»Sprich verständlich!« sagte Giri beschwörend; er faßte den Mann an den Schultern und rüttelte ihn leicht.
Der Mann zerfiel unter seinen Fingern. Der Kopf fiel zurück, und die Gestalt sank in sich zusammen; innerhalb von dreißig Sekunden wurde aus dem Gesicht des zuvor scheinbar dreißigjährigen Mannes das faltige, zahnlose Gesicht eines Greises. Es schien, als grinse der Sterbende seine Zuschauer höhnisch an, dann löste sich der Körper vollständig auf.
Danielle hatte sich an Spookys Brust gelehnt und schluchzte hemmungslos; der Terraner unterdrückte einen Fluch, während die anderen bleich und starr standen. Nur Aphros machte ein Gesicht, als sei er von einer Zentnerlast befreit.
»Aus!« murmelte Giri in einem Ton, der Verzweiflung und Niedergeschlagenheit verriet. »Der Arme hatte nur zwei Möglichkeiten: Er konnte entweder den telepathischen Kontakt aufrechterhalten und für uns verständlich sprechen – oder er konnte sich noch einmal konzentrieren und uns seine Botschaft mitteilen. Für beides hatte er nicht mehr die Kraft. Das Rätsel bleibt ohne Lösung.«
»Nicht unbedingt!« sagte Aphros lächelnd. »Ich habe mir jedes Wort gemerkt, obwohl ich den Sinn nicht verstand. Vielleicht gelingt es uns auf Morcos oder Mainares, den Text zu entschlüsseln.«
Wieder ertönte ein Gong, diesmal dumpf und drohend.
»Wir müssen fort!« sagte Giri schnell. »Wahrscheinlich ist der Erweckungsprozeß mit einer Selbstvernichtungsautomatik gekoppelt.«
Als wolle er Giris Warnung unterstreichen, erschien ein Pfeil auf dem Boden, der in einem düsteren Rot glühte. So rasch sie konnten, liefen die Menschen den Weg zurück; hinter ihnen stürzten die Gänge krachend zusammen.
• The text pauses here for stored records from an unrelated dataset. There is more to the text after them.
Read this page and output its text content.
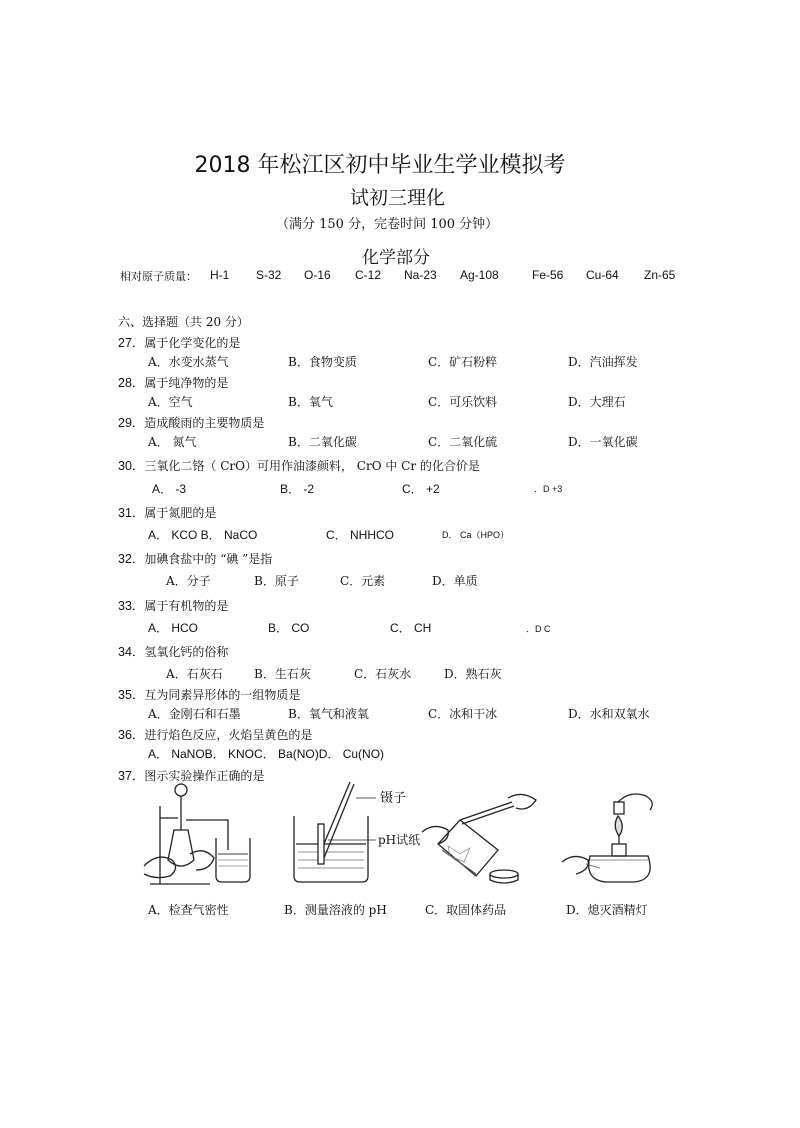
2018 年松江区初中毕业生学业模拟考
试初三理化
（满分 150 分，完卷时间 100 分钟）
化学部分
相对原子质量： H-1 S-32 O-16 C-12 Na-23 Ag-108	Fe-56 Cu-64 Zn-65
六、选择题（共 20 分）
27．属于化学变化的是
A．水变水蒸气	B．食物变质	C．矿石粉粹	D．汽油挥发
28．属于纯净物的是
A．空气	B．氧气	C．可乐饮料	D．大理石
29．造成酸雨的主要物质是
A． 氮气	B．二氧化碳	C．二氧化硫	D．一氧化碳
30．三氧化二铬（ CrO）可用作油漆颜料， CrO 中 Cr 的化合价是
A． -3	B． -2	C． +2	．D +3
31．属于氮肥的是
A． KCO B． NaCO	C． NHHCO	D． Ca（HPO）
32．加碘食盐中的 “碘 ”是指
A．分子	B．原子	C．元素	D．单质
33．属于有机物的是
A． HCO	B． CO	C． CH	．D C
34．氢氧化钙的俗称
A．石灰石	B．生石灰	C．石灰水	D．熟石灰
35．互为同素异形体的一组物质是
A．金刚石和石墨	B．氧气和液氧	C．冰和干冰	D．水和双氧水
36．进行焰色反应，火焰呈黄色的是
A． NaNOB． KNOC． Ba(NO)D． Cu(NO)
37．图示实验操作正确的是
镊子
pH试纸
A．检查气密性	B．测量溶液的 pH	C．取固体药品	D．熄灭酒精灯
Erst als die Gruppe das Portal des Palastes hinter sich wußte, stoppte sie ihren rasenden Lauf; keuchend und außer Atem legten sie einen kurzen Aufenthalt ein, bevor sie in ihren Gleiter stiegen, in dem Soleil bereits auf sie wartete.
In raschester Fahrt legte Aphros den Weg vom Palast zum Raumhafen zurück. Wenige Minuten später war das Fahrzeug in der VANITY FAIR verstaut; die Besatzung hatte sich im Cockpit versammelt. Spooky hatte sich an das Fenster gestellt, das einen Blick über die Stadt bis zum Palast erlaubte. Sein Gesicht wurde bleich, und er winkte die anderen heran.
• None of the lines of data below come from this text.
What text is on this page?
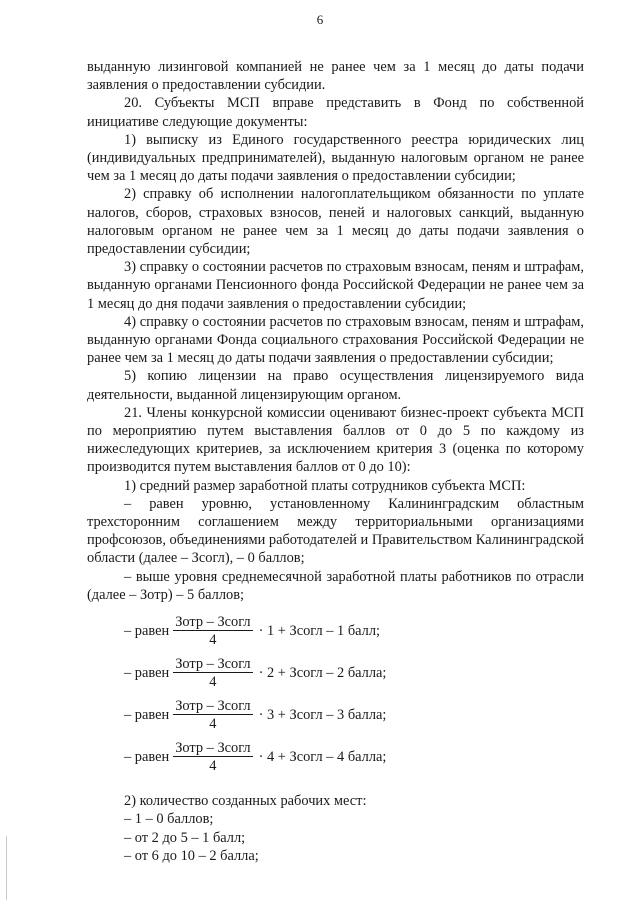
6

выданную лизинговой компанией не ранее чем за 1 месяц до даты подачи заявления о предоставлении субсидии.

20. Субъекты МСП вправе представить в Фонд по собственной инициативе следующие документы:

1) выписку из Единого государственного реестра юридических лиц (индивидуальных предпринимателей), выданную налоговым органом не ранее чем за 1 месяц до даты подачи заявления о предоставлении субсидии;

2) справку об исполнении налогоплательщиком обязанности по уплате налогов, сборов, страховых взносов, пеней и налоговых санкций, выданную налоговым органом не ранее чем за 1 месяц до даты подачи заявления о предоставлении субсидии;

3) справку о состоянии расчетов по страховым взносам, пеням и штрафам, выданную органами Пенсионного фонда Российской Федерации не ранее чем за 1 месяц до дня подачи заявления о предоставлении субсидии;

4) справку о состоянии расчетов по страховым взносам, пеням и штрафам, выданную органами Фонда социального страхования Российской Федерации не ранее чем за 1 месяц до даты подачи заявления о предоставлении субсидии;

5) копию лицензии на право осуществления лицензируемого вида деятельности, выданной лицензирующим органом.

21. Члены конкурсной комиссии оценивают бизнес-проект субъекта МСП по мероприятию путем выставления баллов от 0 до 5 по каждому из нижеследующих критериев, за исключением критерия 3 (оценка по которому производится путем выставления баллов от 0 до 10):

1) средний размер заработной платы сотрудников субъекта МСП:

– равен уровню, установленному Калининградским областным трехсторонним соглашением между территориальными организациями профсоюзов, объединениями работодателей и Правительством Калининградской области (далее – Зсогл), – 0 баллов;

– выше уровня среднемесячной заработной платы работников по отрасли (далее – Зотр) – 5 баллов;

– равен $\frac{\text{Зотр – Зсогл}}{4} \cdot 1$ + Зсогл – 1 балл;
– равен $\frac{\text{Зотр – Зсогл}}{4} \cdot 2$ + Зсогл – 2 балла;
– равен $\frac{\text{Зотр – Зсогл}}{4} \cdot 3$ + Зсогл – 3 балла;
– равен $\frac{\text{Зотр – Зсогл}}{4} \cdot 4$ + Зсогл – 4 балла;

2) количество созданных рабочих мест:

– 1 – 0 баллов;

– от 2 до 5 – 1 балл;

– от 6 до 10 – 2 балла;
Der Palast fiel langsam in sich zusammen; eine gewaltige Staubsäule brach hoch und verhüllte den Blick auf das, was in der Nähe des Palastes vorging. Dann sackte ein hohes Gebäude in der Nähe der Palastmauer zusammen.
»Wir müssen starten!« befahl Giri an. »Der Planet löst sich auf!«
Seit Monaten war das Schiff klar für einen sofortigen Start. Minuten später hatte die VANITY FAIR bereits eine Höhe von mehreren Kilometern erreicht. Kurz vor Erreichen der Wolkendecke ließ Aphros das Schiff verharren. Unter sich sahen die Menschen ein Bild der Verwüstung; nacheinander zerfielen die Gebäude zu Staub, der sich in dicken Wolken über die Szenerie legte. Vom Palast als Zentrum schob sich eine Welle der Vernichtung kreisförmig über den Planeten; Stadt auf Stadt zerfiel binnen weniger Minuten. Der Mechanismus, der die Gebäude jahrtausendelang vor dem Verfall bewahrt und konserviert hatte, war zerstört und führte zur völligen Auflösung aller künstlich erschaffenen Dinge.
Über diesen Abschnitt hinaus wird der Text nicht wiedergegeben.